An empty classroom at Willie L. Brown Jr. Middle School in San Francisco on Feb. 23, 2023. Photo by Shelby Knowles for CalMatters

In summary

Nearly a third of California’s public school students are chronically absent, but the crisis is not getting the attention it deserves.

Gadflies – people obsessed with righting some perceived wrong and pester politicians and journalists to take up their causes – are a constant feature of politics.

One of the state’s more persistent gadflies these days is Thomas Carter, an accountant in Sherman Oaks who sends out almost daily barrages of emails about truancy in public schools, demanding that authorities recognize and address what he regards as a crisis.

“From what school will come the next ignored student to commit crimes, including a mass gun shooting, or be an ignored child abused at a school or in a home, or to become homeless, if a dropout?” is a typical heading on one of Carter’s lengthy emails.

Carter, in an interview, said he became concerned about the issue more than 30 years ago when, as a single parent, he discovered that his son had been missing school and he was not informed of the absences.

“Since then, I’ve been asking the questions,” Carter said. His complaints include sections of the education code that permit, but do not require, chronic truancy to be reported to law enforcement authorities, who could intervene but rarely do.

Carter may be a gadfly whose emails are automatically diverted into the junk file of many recipients, but he has a point about truancy. Surprisingly large numbers of the state’s almost 6 million public school students often don’t show up in class.

Two new reports from the Public Policy Institute of California frame the issue.

“Thirty percent of California public school students were chronically absent from school in 2021-22 – a near tripling of the percentage in 2018-19,” PPIC policy director Laura Hill and research associate Emmanuel Prunty wrote in the first report. “Although we do not know if this stark increase in chronic absenteeism, defined as missing at least 10% of the school year or at least 18 days, will continue, the data from last year raises concerns about the pace of students’ learning recovery after the educational setbacks of the COVID-19 pandemic.”

The PPIC added that “this measure of chronic absenteeism – which includes both excused and unexcused absences – actually underestimates the true scope of missed school because it does not include students who missed fewer than 18 days and does not capture exactly how much instruction students missed (some students may have missed many more than 18 days).”

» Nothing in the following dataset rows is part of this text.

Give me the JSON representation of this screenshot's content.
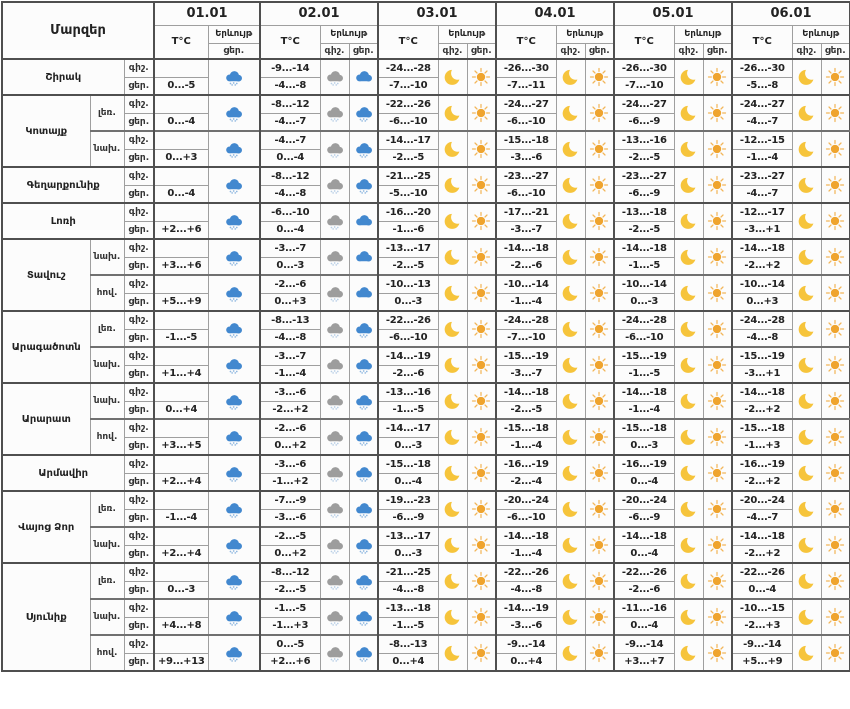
{
  "header": {
    "regions_label": "Մարզեր",
    "temp_label": "T°C",
    "phenomenon_label": "Երևույթ"
  },
  "labels": {
    "night": "գիշ.",
    "day": "ցեր."
  },
  "dates": [
    "01.01",
    "02.01",
    "03.01",
    "04.01",
    "05.01",
    "06.01"
  ],
  "icon_colors": {
    "sun": "#efa42e",
    "moon": "#f6c43b",
    "cloud_day": "#4288cf",
    "cloud_night": "#9d9d9d",
    "flakes_day": "#8cb6e0",
    "flakes_night": "#b9cfe6"
  },
  "regions": [
    {
      "name": "Շիրակ",
      "blocks": [
        {
          "zone": null,
          "d": [
            {
              "day": "0...-5",
              "iday": "snowcloud-blue"
            },
            {
              "night": "-9...-14",
              "day": "-4...-8",
              "inight": "snowcloud-gray",
              "iday": "cloud-blue"
            },
            {
              "night": "-24...-28",
              "day": "-7...-10",
              "inight": "moon",
              "iday": "sun"
            },
            {
              "night": "-26...-30",
              "day": "-7...-11",
              "inight": "moon",
              "iday": "sun"
            },
            {
              "night": "-26...-30",
              "day": "-7...-10",
              "inight": "moon",
              "iday": "sun"
            },
            {
              "night": "-26...-30",
              "day": "-5...-8",
              "inight": "moon",
              "iday": "sun"
            }
          ]
        }
      ]
    },
    {
      "name": "Կոտայք",
      "blocks": [
        {
          "zone": "լեռ.",
          "d": [
            {
              "day": "0...-4",
              "iday": "snowcloud-blue"
            },
            {
              "night": "-8...-12",
              "day": "-4...-7",
              "inight": "snowcloud-gray",
              "iday": "snowcloud-blue"
            },
            {
              "night": "-22...-26",
              "day": "-6...-10",
              "inight": "moon",
              "iday": "sun"
            },
            {
              "night": "-24...-27",
              "day": "-6...-10",
              "inight": "moon",
              "iday": "sun"
            },
            {
              "night": "-24...-27",
              "day": "-6...-9",
              "inight": "moon",
              "iday": "sun"
            },
            {
              "night": "-24...-27",
              "day": "-4...-7",
              "inight": "moon",
              "iday": "sun"
            }
          ]
        },
        {
          "zone": "նախ.",
          "d": [
            {
              "day": "0...+3",
              "iday": "snowcloud-blue"
            },
            {
              "night": "-4...-7",
              "day": "0...-4",
              "inight": "snowcloud-gray",
              "iday": "snowcloud-blue"
            },
            {
              "night": "-14...-17",
              "day": "-2...-5",
              "inight": "moon",
              "iday": "sun"
            },
            {
              "night": "-15...-18",
              "day": "-3...-6",
              "inight": "moon",
              "iday": "sun"
            },
            {
              "night": "-13...-16",
              "day": "-2...-5",
              "inight": "moon",
              "iday": "sun"
            },
            {
              "night": "-12...-15",
              "day": "-1...-4",
              "inight": "moon",
              "iday": "sun"
            }
          ]
        }
      ]
    },
    {
      "name": "Գեղարքունիք",
      "blocks": [
        {
          "zone": null,
          "d": [
            {
              "day": "0...-4",
              "iday": "snowcloud-blue"
            },
            {
              "night": "-8...-12",
              "day": "-4...-8",
              "inight": "snowcloud-gray",
              "iday": "snowcloud-blue"
            },
            {
              "night": "-21...-25",
              "day": "-5...-10",
              "inight": "moon",
              "iday": "sun"
            },
            {
              "night": "-23...-27",
              "day": "-6...-10",
              "inight": "moon",
              "iday": "sun"
            },
            {
              "night": "-23...-27",
              "day": "-6...-9",
              "inight": "moon",
              "iday": "sun"
            },
            {
              "night": "-23...-27",
              "day": "-4...-7",
              "inight": "moon",
              "iday": "sun"
            }
          ]
        }
      ]
    },
    {
      "name": "Լոռի",
      "blocks": [
        {
          "zone": null,
          "d": [
            {
              "day": "+2...+6",
              "iday": "snowcloud-blue"
            },
            {
              "night": "-6...-10",
              "day": "0...-4",
              "inight": "snowcloud-gray",
              "iday": "cloud-blue"
            },
            {
              "night": "-16...-20",
              "day": "-1...-6",
              "inight": "moon",
              "iday": "sun"
            },
            {
              "night": "-17...-21",
              "day": "-3...-7",
              "inight": "moon",
              "iday": "sun"
            },
            {
              "night": "-13...-18",
              "day": "-2...-5",
              "inight": "moon",
              "iday": "sun"
            },
            {
              "night": "-12...-17",
              "day": "-3...+1",
              "inight": "moon",
              "iday": "sun"
            }
          ]
        }
      ]
    },
    {
      "name": "Տավուշ",
      "blocks": [
        {
          "zone": "նախ.",
          "d": [
            {
              "day": "+3...+6",
              "iday": "snowcloud-blue"
            },
            {
              "night": "-3...-7",
              "day": "0...-3",
              "inight": "snowcloud-gray",
              "iday": "cloud-blue"
            },
            {
              "night": "-13...-17",
              "day": "-2...-5",
              "inight": "moon",
              "iday": "sun"
            },
            {
              "night": "-14...-18",
              "day": "-2...-6",
              "inight": "moon",
              "iday": "sun"
            },
            {
              "night": "-14...-18",
              "day": "-1...-5",
              "inight": "moon",
              "iday": "sun"
            },
            {
              "night": "-14...-18",
              "day": "-2...+2",
              "inight": "moon",
              "iday": "sun"
            }
          ]
        },
        {
          "zone": "հով.",
          "d": [
            {
              "day": "+5...+9",
              "iday": "snowcloud-blue"
            },
            {
              "night": "-2...-6",
              "day": "0...+3",
              "inight": "snowcloud-gray",
              "iday": "cloud-blue"
            },
            {
              "night": "-10...-13",
              "day": "0...-3",
              "inight": "moon",
              "iday": "sun"
            },
            {
              "night": "-10...-14",
              "day": "-1...-4",
              "inight": "moon",
              "iday": "sun"
            },
            {
              "night": "-10...-14",
              "day": "0...-3",
              "inight": "moon",
              "iday": "sun"
            },
            {
              "night": "-10...-14",
              "day": "0...+3",
              "inight": "moon",
              "iday": "sun"
            }
          ]
        }
      ]
    },
    {
      "name": "Արագածոտն",
      "blocks": [
        {
          "zone": "լեռ.",
          "d": [
            {
              "day": "-1...-5",
              "iday": "snowcloud-blue"
            },
            {
              "night": "-8...-13",
              "day": "-4...-8",
              "inight": "snowcloud-gray",
              "iday": "snowcloud-blue"
            },
            {
              "night": "-22...-26",
              "day": "-6...-10",
              "inight": "moon",
              "iday": "sun"
            },
            {
              "night": "-24...-28",
              "day": "-7...-10",
              "inight": "moon",
              "iday": "sun"
            },
            {
              "night": "-24...-28",
              "day": "-6...-10",
              "inight": "moon",
              "iday": "sun"
            },
            {
              "night": "-24...-28",
              "day": "-4...-8",
              "inight": "moon",
              "iday": "sun"
            }
          ]
        },
        {
          "zone": "նախ.",
          "d": [
            {
              "day": "+1...+4",
              "iday": "snowcloud-blue"
            },
            {
              "night": "-3...-7",
              "day": "-1...-4",
              "inight": "snowcloud-gray",
              "iday": "snowcloud-blue"
            },
            {
              "night": "-14...-19",
              "day": "-2...-6",
              "inight": "moon",
              "iday": "sun"
            },
            {
              "night": "-15...-19",
              "day": "-3...-7",
              "inight": "moon",
              "iday": "sun"
            },
            {
              "night": "-15...-19",
              "day": "-1...-5",
              "inight": "moon",
              "iday": "sun"
            },
            {
              "night": "-15...-19",
              "day": "-3...+1",
              "inight": "moon",
              "iday": "sun"
            }
          ]
        }
      ]
    },
    {
      "name": "Արարատ",
      "blocks": [
        {
          "zone": "նախ.",
          "d": [
            {
              "day": "0...+4",
              "iday": "snowcloud-blue"
            },
            {
              "night": "-3...-6",
              "day": "-2...+2",
              "inight": "snowcloud-gray",
              "iday": "snowcloud-blue"
            },
            {
              "night": "-13...-16",
              "day": "-1...-5",
              "inight": "moon",
              "iday": "sun"
            },
            {
              "night": "-14...-18",
              "day": "-2...-5",
              "inight": "moon",
              "iday": "sun"
            },
            {
              "night": "-14...-18",
              "day": "-1...-4",
              "inight": "moon",
              "iday": "sun"
            },
            {
              "night": "-14...-18",
              "day": "-2...+2",
              "inight": "moon",
              "iday": "sun"
            }
          ]
        },
        {
          "zone": "հով.",
          "d": [
            {
              "day": "+3...+5",
              "iday": "snowcloud-blue"
            },
            {
              "night": "-2...-6",
              "day": "0...+2",
              "inight": "snowcloud-gray",
              "iday": "snowcloud-blue"
            },
            {
              "night": "-14...-17",
              "day": "0...-3",
              "inight": "moon",
              "iday": "sun"
            },
            {
              "night": "-15...-18",
              "day": "-1...-4",
              "inight": "moon",
              "iday": "sun"
            },
            {
              "night": "-15...-18",
              "day": "0...-3",
              "inight": "moon",
              "iday": "sun"
            },
            {
              "night": "-15...-18",
              "day": "-1...+3",
              "inight": "moon",
              "iday": "sun"
            }
          ]
        }
      ]
    },
    {
      "name": "Արմավիր",
      "blocks": [
        {
          "zone": null,
          "d": [
            {
              "day": "+2...+4",
              "iday": "snowcloud-blue"
            },
            {
              "night": "-3...-6",
              "day": "-1...+2",
              "inight": "snowcloud-gray",
              "iday": "snowcloud-blue"
            },
            {
              "night": "-15...-18",
              "day": "0...-4",
              "inight": "moon",
              "iday": "sun"
            },
            {
              "night": "-16...-19",
              "day": "-2...-4",
              "inight": "moon",
              "iday": "sun"
            },
            {
              "night": "-16...-19",
              "day": "0...-4",
              "inight": "moon",
              "iday": "sun"
            },
            {
              "night": "-16...-19",
              "day": "-2...+2",
              "inight": "moon",
              "iday": "sun"
            }
          ]
        }
      ]
    },
    {
      "name": "Վայոց Ձոր",
      "blocks": [
        {
          "zone": "լեռ.",
          "d": [
            {
              "day": "-1...-4",
              "iday": "snowcloud-blue"
            },
            {
              "night": "-7...-9",
              "day": "-3...-6",
              "inight": "snowcloud-gray",
              "iday": "snowcloud-blue"
            },
            {
              "night": "-19...-23",
              "day": "-6...-9",
              "inight": "moon",
              "iday": "sun"
            },
            {
              "night": "-20...-24",
              "day": "-6...-10",
              "inight": "moon",
              "iday": "sun"
            },
            {
              "night": "-20...-24",
              "day": "-6...-9",
              "inight": "moon",
              "iday": "sun"
            },
            {
              "night": "-20...-24",
              "day": "-4...-7",
              "inight": "moon",
              "iday": "sun"
            }
          ]
        },
        {
          "zone": "նախ.",
          "d": [
            {
              "day": "+2...+4",
              "iday": "snowcloud-blue"
            },
            {
              "night": "-2...-5",
              "day": "0...+2",
              "inight": "snowcloud-gray",
              "iday": "snowcloud-blue"
            },
            {
              "night": "-13...-17",
              "day": "0...-3",
              "inight": "moon",
              "iday": "sun"
            },
            {
              "night": "-14...-18",
              "day": "-1...-4",
              "inight": "moon",
              "iday": "sun"
            },
            {
              "night": "-14...-18",
              "day": "0...-4",
              "inight": "moon",
              "iday": "sun"
            },
            {
              "night": "-14...-18",
              "day": "-2...+2",
              "inight": "moon",
              "iday": "sun"
            }
          ]
        }
      ]
    },
    {
      "name": "Սյունիք",
      "blocks": [
        {
          "zone": "լեռ.",
          "d": [
            {
              "day": "0...-3",
              "iday": "snowcloud-blue"
            },
            {
              "night": "-8...-12",
              "day": "-2...-5",
              "inight": "snowcloud-gray",
              "iday": "snowcloud-blue"
            },
            {
              "night": "-21...-25",
              "day": "-4...-8",
              "inight": "moon",
              "iday": "sun"
            },
            {
              "night": "-22...-26",
              "day": "-4...-8",
              "inight": "moon",
              "iday": "sun"
            },
            {
              "night": "-22...-26",
              "day": "-2...-6",
              "inight": "moon",
              "iday": "sun"
            },
            {
              "night": "-22...-26",
              "day": "0...-4",
              "inight": "moon",
              "iday": "sun"
            }
          ]
        },
        {
          "zone": "նախ.",
          "d": [
            {
              "day": "+4...+8",
              "iday": "snowcloud-blue"
            },
            {
              "night": "-1...-5",
              "day": "-1...+3",
              "inight": "snowcloud-gray",
              "iday": "snowcloud-blue"
            },
            {
              "night": "-13...-18",
              "day": "-1...-5",
              "inight": "moon",
              "iday": "sun"
            },
            {
              "night": "-14...-19",
              "day": "-3...-6",
              "inight": "moon",
              "iday": "sun"
            },
            {
              "night": "-11...-16",
              "day": "0...-4",
              "inight": "moon",
              "iday": "sun"
            },
            {
              "night": "-10...-15",
              "day": "-2...+3",
              "inight": "moon",
              "iday": "sun"
            }
          ]
        },
        {
          "zone": "հով.",
          "d": [
            {
              "day": "+9...+13",
              "iday": "snowcloud-blue"
            },
            {
              "night": "0...-5",
              "day": "+2...+6",
              "inight": "snowcloud-gray",
              "iday": "snowcloud-blue"
            },
            {
              "night": "-8...-13",
              "day": "0...+4",
              "inight": "moon",
              "iday": "sun"
            },
            {
              "night": "-9...-14",
              "day": "0...+4",
              "inight": "moon",
              "iday": "sun"
            },
            {
              "night": "-9...-14",
              "day": "+3...+7",
              "inight": "moon",
              "iday": "sun"
            },
            {
              "night": "-9...-14",
              "day": "+5...+9",
              "inight": "moon",
              "iday": "sun"
            }
          ]
        }
      ]
    }
  ]
}
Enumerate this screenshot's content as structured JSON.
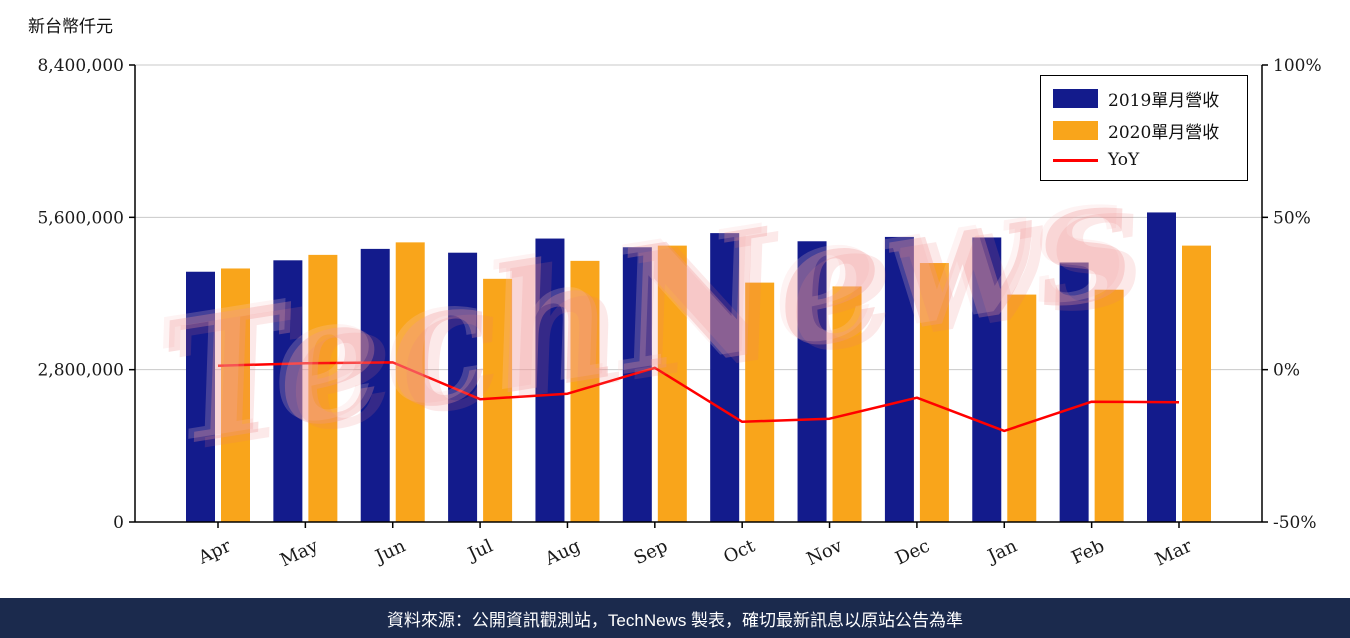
{
  "unit_label": "新台幣仟元",
  "watermark_text": "TechNews",
  "footer": {
    "text": "資料來源：公開資訊觀測站，TechNews 製表，確切最新訊息以原站公告為準"
  },
  "colors": {
    "bar_2019": "#131B8C",
    "bar_2020": "#F9A51B",
    "yoy_line": "#FF0000",
    "footer_bg": "#1B2A4D",
    "grid": "#C9C9C9",
    "axis": "#000000",
    "watermark": "#F09696"
  },
  "chart_data": {
    "type": "bar",
    "categories": [
      "Apr",
      "May",
      "Jun",
      "Jul",
      "Aug",
      "Sep",
      "Oct",
      "Nov",
      "Dec",
      "Jan",
      "Feb",
      "Mar"
    ],
    "series": [
      {
        "name": "2019單月營收",
        "type": "bar",
        "axis": "left",
        "color": "#131B8C",
        "values": [
          4600000,
          4810000,
          5020000,
          4950000,
          5210000,
          5050000,
          5310000,
          5160000,
          5240000,
          5230000,
          4770000,
          5690000
        ]
      },
      {
        "name": "2020單月營收",
        "type": "bar",
        "axis": "left",
        "color": "#F9A51B",
        "values": [
          4660000,
          4910000,
          5140000,
          4470000,
          4800000,
          5080000,
          4400000,
          4330000,
          4760000,
          4180000,
          4270000,
          5080000
        ]
      },
      {
        "name": "YoY",
        "type": "line",
        "axis": "right",
        "color": "#FF0000",
        "values": [
          1.3,
          2.1,
          2.4,
          -9.7,
          -7.9,
          0.6,
          -17.1,
          -16.1,
          -9.2,
          -20.1,
          -10.5,
          -10.7
        ]
      }
    ],
    "left_axis": {
      "label": "新台幣仟元",
      "min": 0,
      "max": 8400000,
      "ticks": [
        {
          "value": 0,
          "label": "0"
        },
        {
          "value": 2800000,
          "label": "2,800,000"
        },
        {
          "value": 5600000,
          "label": "5,600,000"
        },
        {
          "value": 8400000,
          "label": "8,400,000"
        }
      ]
    },
    "right_axis": {
      "unit": "%",
      "min": -50,
      "max": 100,
      "ticks": [
        {
          "value": -50,
          "label": "-50%"
        },
        {
          "value": 0,
          "label": "0%"
        },
        {
          "value": 50,
          "label": "50%"
        },
        {
          "value": 100,
          "label": "100%"
        }
      ]
    },
    "legend_position": "top-right",
    "grid": true
  }
}
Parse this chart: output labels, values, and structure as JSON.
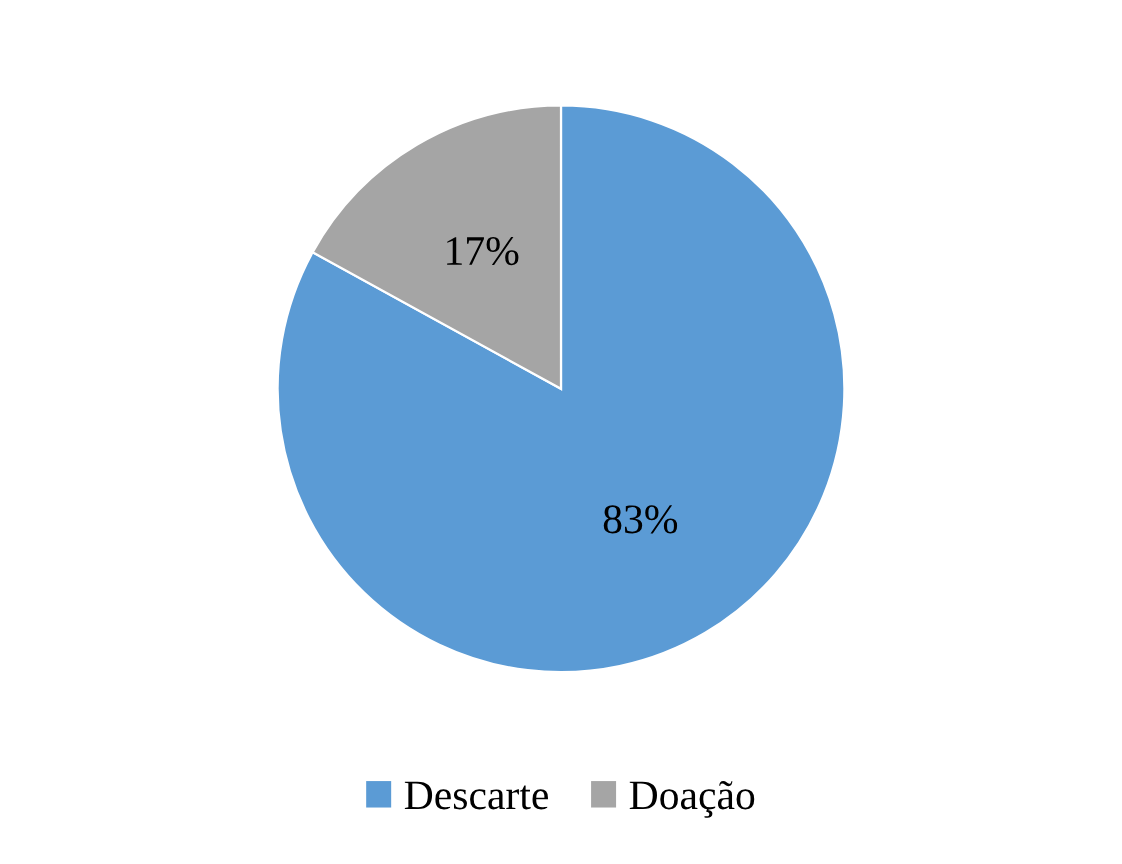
{
  "chart_data": {
    "type": "pie",
    "categories": [
      "Descarte",
      "Doação"
    ],
    "values": [
      83,
      17
    ],
    "value_labels": [
      "83%",
      "17%"
    ],
    "colors": [
      "#5b9bd5",
      "#a5a5a5"
    ],
    "legend": "bottom"
  }
}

The second report, merging data about truancy with academic test results, declares, “We find that schools with greater increases in chronic absenteeism saw steeper drops in proficiency rates on the Smarter Balanced (SBAC) English and math tests, when comparing pre-pandemic levels (2018-19) to 2021-22.”

Some of the truancy surge can be attributed to the aftereffects of schools being shuttered during the pandemic – but not all, because the problem isn’t a new one. A 2013 report by the state Department of Justice tabbed chronic truancy at about 20% and declared, “California is facing an attendance crisis, with dire consequences for our economy, our safety, and our children.”

So, one might wonder, why is this evident crisis not given as much attention as it warrants?

State school finance is based largely on attendance and when students are chronically absent, it should have negative financial consequences. However, during the pandemic, the state loosened up on the attendance-based formulas, including allowing reimbursable attendance to be calculated over several years rather than year-by-year, so the immediate financial impacts are muted.

Moreover, there’s been a push by school officials, particularly those with declining numbers of students, to change financial aid from using attendance to enrollment, which would allow them to get money even for enrolled students who are chronically absent.

Such a change would indirectly encourage authorities to ignore chronic truancy.